Let $f:\mathbb{R}\to\mathbb{R}$ be bounded with compact support and has only finite points of discontinuities. Is $f$ Lebesgue measurable?
Details
In my case, $f$ has the form $f(x):=g(x)I(\lvert x \rvert \leq 1)$ with $g$ continuous. Hence, $f$ can be discontinuous at $x=1$ or $x=-1$. I want to show $\int_{-1}^1\lvert f(u) \rvert du<\infty$. For this, I will show that $f$ is bounded (which is easy) and that $f$ is Lebesgue measurable. If I show the measurability, then I can use the Lebesgue integral. From the boundedness
$$\int_{\mathbb{R}}\lvert f\rvert d\mu=\int_{-1}^1\lvert f\rvert d\mu=\int_{-1}^1\lvert f(u)\rvert du\leq M \int_{-1}^1du=2M<\infty,$$
for some $M>0$. The problem is that I don't know how to show that $f$ is measurable. I would appreciate any help or suggestion.
Best Answer
Suppose $f:\mathbb R\to \mathbb R$ is continuous on $U=\mathbb R\setminus F,$ where $F$ is a finite set. Note that $U$ is open.
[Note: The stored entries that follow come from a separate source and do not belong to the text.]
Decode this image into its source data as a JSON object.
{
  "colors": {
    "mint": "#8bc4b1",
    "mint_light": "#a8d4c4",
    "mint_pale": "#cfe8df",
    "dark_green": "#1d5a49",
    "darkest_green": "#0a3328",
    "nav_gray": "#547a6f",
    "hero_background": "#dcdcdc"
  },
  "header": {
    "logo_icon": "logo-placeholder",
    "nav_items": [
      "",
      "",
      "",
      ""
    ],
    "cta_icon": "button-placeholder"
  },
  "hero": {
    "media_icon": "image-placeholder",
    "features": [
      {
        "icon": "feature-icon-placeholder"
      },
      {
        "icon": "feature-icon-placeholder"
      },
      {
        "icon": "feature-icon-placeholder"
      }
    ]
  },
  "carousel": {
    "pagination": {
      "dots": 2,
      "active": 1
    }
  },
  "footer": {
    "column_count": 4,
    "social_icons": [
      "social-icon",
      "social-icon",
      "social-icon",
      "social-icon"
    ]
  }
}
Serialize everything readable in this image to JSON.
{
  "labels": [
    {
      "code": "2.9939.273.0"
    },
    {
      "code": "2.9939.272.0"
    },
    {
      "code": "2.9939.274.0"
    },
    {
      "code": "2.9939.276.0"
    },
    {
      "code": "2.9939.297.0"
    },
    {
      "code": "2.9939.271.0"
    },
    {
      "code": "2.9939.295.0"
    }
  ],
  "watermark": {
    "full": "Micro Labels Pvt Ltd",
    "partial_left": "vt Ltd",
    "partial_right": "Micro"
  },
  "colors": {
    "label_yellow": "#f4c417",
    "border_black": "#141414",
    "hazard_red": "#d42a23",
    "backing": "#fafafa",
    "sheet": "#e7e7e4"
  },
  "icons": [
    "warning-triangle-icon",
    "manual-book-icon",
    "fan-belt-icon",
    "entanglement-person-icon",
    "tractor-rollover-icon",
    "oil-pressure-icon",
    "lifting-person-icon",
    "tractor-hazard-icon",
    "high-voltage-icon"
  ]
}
Let $V\subset \mathbb R$ be open. Then
$$f^{-1}(V) = (f^{-1}(V)\cap U)\cup (f^{-1}(V)\cap F).$$
Because $f$ is continuous on $U,$ the first set on the right is open, hence measurable. The second set on the right is finite, hence measurable. The union of two measurable sets is measurable, and thus $f^{-1}(V)$ is measurable. It follows that $f$ is measurable.